Chi Ta-wei, l’auteur de Membranes, nous livre dans ce recueil un ensemble de quatorze nouvelles écrites entre 1996 et 1998. Nous quittons le domaine de la science-fiction gay chère à l’auteur. Et si ces nouvelles sont souvent le reflet de la vie d’homosexuel(le)s, elles vont bien au delà en offrant un tableau de la diversité  de la société taïwanaise des années 90. L’auteur demeure avant tout un merveilleux conteur mais un conteur qui joue de la confusion entre les identites sexuelles, entre les genres, entre les cultures même. Rien n’est figé, les rôles se confondent, les catégories se chevauchent, et les opposés sont souvent plus proches que les préjugés nous donneraient à penser.

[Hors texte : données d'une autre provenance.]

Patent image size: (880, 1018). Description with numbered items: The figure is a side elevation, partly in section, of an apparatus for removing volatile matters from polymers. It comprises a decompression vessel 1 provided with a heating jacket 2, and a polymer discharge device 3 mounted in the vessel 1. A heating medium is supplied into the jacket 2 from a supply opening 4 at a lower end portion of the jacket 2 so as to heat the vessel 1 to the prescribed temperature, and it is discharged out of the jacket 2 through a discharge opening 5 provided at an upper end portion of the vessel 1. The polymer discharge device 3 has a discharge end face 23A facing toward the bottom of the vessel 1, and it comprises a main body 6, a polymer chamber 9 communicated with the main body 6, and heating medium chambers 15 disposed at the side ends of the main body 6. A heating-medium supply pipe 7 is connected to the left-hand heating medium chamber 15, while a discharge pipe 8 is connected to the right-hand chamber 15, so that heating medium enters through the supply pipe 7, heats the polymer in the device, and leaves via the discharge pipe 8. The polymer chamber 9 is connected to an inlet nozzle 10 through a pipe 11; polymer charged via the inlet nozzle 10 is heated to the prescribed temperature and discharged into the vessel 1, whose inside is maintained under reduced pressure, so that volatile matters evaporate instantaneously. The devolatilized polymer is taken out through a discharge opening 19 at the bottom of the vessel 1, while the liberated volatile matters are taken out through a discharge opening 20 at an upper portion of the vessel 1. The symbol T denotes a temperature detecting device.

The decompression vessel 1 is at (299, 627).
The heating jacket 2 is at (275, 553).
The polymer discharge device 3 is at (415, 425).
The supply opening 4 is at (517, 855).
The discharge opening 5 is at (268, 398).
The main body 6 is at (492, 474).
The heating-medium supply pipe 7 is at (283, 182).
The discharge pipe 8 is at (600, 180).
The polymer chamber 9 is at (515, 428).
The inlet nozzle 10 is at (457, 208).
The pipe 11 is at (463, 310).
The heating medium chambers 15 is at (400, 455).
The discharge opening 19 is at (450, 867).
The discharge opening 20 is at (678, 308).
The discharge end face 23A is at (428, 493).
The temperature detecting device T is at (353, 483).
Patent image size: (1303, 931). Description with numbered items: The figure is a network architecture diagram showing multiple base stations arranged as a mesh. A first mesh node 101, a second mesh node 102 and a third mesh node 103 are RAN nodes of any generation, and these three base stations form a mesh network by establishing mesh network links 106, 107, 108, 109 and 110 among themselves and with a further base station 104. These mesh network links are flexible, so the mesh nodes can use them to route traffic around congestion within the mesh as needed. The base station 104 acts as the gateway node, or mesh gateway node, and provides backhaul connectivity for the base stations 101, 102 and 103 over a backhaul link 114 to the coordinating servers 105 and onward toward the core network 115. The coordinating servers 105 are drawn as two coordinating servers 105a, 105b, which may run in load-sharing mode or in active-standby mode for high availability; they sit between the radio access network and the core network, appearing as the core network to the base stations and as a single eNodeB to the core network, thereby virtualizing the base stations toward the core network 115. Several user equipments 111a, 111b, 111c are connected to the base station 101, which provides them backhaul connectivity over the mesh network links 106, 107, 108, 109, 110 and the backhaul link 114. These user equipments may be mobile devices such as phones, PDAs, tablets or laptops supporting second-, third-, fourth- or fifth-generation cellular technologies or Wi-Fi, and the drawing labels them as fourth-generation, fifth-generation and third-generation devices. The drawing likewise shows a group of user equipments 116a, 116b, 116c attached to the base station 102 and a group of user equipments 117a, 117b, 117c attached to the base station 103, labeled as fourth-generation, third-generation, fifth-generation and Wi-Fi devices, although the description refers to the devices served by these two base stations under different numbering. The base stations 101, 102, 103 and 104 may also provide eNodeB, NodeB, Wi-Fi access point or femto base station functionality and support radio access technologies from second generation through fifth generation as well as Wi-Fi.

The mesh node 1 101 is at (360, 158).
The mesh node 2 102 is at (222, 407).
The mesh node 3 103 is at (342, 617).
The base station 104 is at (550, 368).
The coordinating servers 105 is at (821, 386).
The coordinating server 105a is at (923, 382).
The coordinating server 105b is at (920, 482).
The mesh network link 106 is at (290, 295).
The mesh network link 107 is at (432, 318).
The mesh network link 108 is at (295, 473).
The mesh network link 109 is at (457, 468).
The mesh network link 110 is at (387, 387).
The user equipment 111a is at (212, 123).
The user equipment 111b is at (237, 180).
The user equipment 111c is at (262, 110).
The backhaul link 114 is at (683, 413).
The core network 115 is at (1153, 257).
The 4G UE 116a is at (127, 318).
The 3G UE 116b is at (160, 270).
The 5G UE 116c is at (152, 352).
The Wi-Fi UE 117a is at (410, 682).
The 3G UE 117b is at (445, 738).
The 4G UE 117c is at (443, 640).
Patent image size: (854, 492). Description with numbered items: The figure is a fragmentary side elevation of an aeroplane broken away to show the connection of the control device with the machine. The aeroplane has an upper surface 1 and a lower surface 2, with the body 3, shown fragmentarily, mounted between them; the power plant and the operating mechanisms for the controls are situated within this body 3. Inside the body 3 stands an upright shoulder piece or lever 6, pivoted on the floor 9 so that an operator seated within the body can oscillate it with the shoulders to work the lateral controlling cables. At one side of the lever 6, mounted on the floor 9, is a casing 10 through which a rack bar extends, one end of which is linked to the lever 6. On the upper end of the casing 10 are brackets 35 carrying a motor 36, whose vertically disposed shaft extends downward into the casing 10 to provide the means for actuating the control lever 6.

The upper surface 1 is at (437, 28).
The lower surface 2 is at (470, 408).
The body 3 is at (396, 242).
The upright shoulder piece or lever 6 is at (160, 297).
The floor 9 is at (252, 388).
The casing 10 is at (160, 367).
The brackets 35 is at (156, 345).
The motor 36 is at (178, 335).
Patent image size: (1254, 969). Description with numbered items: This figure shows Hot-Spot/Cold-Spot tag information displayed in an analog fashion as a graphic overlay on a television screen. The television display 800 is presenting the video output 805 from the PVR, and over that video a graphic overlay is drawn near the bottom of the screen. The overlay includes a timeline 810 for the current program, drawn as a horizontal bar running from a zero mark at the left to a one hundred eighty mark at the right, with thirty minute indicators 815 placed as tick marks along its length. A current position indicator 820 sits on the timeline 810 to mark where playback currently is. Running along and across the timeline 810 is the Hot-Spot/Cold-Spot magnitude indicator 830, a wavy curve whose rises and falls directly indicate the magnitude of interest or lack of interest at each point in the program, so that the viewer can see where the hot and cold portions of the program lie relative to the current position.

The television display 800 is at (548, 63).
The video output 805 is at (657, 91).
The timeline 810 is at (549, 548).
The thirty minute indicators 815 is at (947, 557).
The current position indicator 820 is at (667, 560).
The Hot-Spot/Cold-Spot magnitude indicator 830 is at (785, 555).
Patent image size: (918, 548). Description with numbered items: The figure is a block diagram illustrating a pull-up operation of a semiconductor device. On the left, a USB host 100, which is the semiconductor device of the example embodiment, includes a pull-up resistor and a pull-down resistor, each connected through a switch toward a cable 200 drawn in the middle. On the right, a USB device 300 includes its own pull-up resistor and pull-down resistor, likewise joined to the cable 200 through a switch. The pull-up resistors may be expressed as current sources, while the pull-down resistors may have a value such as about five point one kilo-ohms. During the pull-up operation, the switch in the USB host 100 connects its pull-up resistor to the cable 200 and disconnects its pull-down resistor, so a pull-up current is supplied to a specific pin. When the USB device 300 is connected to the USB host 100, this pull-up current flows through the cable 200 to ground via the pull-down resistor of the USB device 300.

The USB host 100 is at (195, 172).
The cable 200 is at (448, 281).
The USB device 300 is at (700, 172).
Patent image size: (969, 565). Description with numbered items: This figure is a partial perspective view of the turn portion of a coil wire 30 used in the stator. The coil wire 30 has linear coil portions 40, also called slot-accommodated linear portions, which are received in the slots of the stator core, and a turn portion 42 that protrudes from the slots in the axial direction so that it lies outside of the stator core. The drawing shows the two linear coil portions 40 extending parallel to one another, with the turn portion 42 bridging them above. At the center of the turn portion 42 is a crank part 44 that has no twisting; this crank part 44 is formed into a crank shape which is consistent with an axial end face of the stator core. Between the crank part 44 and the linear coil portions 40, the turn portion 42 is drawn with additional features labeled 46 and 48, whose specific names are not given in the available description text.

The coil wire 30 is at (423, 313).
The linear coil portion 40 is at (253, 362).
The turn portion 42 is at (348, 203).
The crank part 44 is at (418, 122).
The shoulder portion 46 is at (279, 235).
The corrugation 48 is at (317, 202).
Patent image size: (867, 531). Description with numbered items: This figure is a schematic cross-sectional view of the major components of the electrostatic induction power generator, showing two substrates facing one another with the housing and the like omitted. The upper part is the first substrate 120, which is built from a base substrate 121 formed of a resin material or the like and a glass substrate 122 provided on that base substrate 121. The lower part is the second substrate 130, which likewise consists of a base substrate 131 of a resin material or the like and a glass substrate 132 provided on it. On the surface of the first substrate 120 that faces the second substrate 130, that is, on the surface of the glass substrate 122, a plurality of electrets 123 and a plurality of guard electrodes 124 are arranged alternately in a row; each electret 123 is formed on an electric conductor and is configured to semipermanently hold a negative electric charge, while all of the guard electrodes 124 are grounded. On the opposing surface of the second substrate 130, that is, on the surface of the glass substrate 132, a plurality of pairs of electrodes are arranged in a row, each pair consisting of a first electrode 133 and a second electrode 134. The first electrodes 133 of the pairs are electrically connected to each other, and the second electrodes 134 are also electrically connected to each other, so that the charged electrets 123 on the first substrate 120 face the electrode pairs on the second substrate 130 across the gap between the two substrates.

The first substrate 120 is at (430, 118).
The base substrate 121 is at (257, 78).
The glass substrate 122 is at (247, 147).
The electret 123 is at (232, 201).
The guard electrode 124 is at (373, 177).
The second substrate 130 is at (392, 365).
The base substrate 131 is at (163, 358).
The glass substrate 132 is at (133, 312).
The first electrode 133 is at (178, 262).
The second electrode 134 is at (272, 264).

Parmi ces nouvelles, j’ai particulièrement aimé :

L’identité d’un inconnu (一個陌生人身分證明)

La confrontation d’un jeune policier et d’un jeune homme homosexuel. Le premier, novice abandonné par ses collègues, se retrouve seul en une triste soirée à mener des vérifications d’identité sur une route isolée avec pour mission de mettre la main sur quelques criminels en fuite. Le second, plus jeune encore, rentre tardivement chez lui, anxieux de recevoir le lendemain matin un coup de téléphone devant l’informer des resultats d’un test du VIH. Le second n’a pas ses papiers sur lui. Le premier se doit de se conformer au règlement. De la rencontre de ces deux jeunes si semblables et fragiles dans leur inexpérience de la vie ne pourra surgir qu’un plus grand malheur, ou plutôt deux plus grands malheurs… Quant aux criminels recherchés, ils sont toujours en fuite. (nouvelle traduite en français par O. Bialais : La carte d’identité d’un inconnu dans Taipei : Histoires au coin de la rue).

Le nez (鼻子)

Le nez, tout comme Les dents ou Les cheveux – titres de deux autres nouvelles (牙齒 ; 毛髮) de ce même recueil, est un de ces objets de fétichisme annoncés par le titre de l’ouvrage.  Le héros, ou devrait-on dire la victime, de cette nouvelle pleine d’humour est un jeune employé d’entreprise, bel homme aux nombreux succès féminins qui doit à une remarque déplacée sur les indispositions menstruelles de sa dernière conquête de se voir jeter un sort : souffrir tous les mois de violentes hémorragies nasales qu’il devra dissimuler derrière un masque hygiénique sous le regard compatissant mais aussi amusé du narrateur, un de ses collègues gay à qui il n’échappe pas que le nez est de tout temps associé à un autre organe du corps masculin.

 Le rêve de la lune (樂夢)

Deux textes sont mis en miroir dans cette nouvelle. Le premier nous narre la rencontre entre un cocoboy thaïlandais et un client taïwanais, rencontre éphémère en dépit des sentiments du jeune prostitué pour son client. L’autre nous emmène à San Francisco. Un Taïwanais recourt aux services d’un jeune latino-américain, traducteur de son état s’adonnant épisodiquement à la prostitution, moins pour le gain que pour s’offrir des plaisirs faciles dénués de toute attente sentimentale. La rencontre sera tout aussi éphémère, le jeune prostitué y mettant un terme. Dans cet échange ambigu des relations tarifées, le maître du jeu est-il toujours celui qui possède le pouvoir de l’argent ? Et si notre cocoboy avait été autre chose qu’un simple jouet aux mains de son client ? Les sentiments qu’il éprouve pour lui n’ont-ils pas rétabli une relation d’équilibre dans laquelle tout ne pourrait être vu sous le seul prisme de l’argent, de cet argent même qui permet à l’opposé au jeune prostitué de San Francisco de demeurer maître des sentiments de ses partenaires ?

Mandarine (密柑)

Un acteur de second ordre vieillissant suscite par ses tenues et ses manières efféminées les sourires méprisants des commères de son quartier. Les jeunes gays ne lui épargnent pas non plus leurs railleries et cela jusque dans le gay bar où ils ont leurs habitudes.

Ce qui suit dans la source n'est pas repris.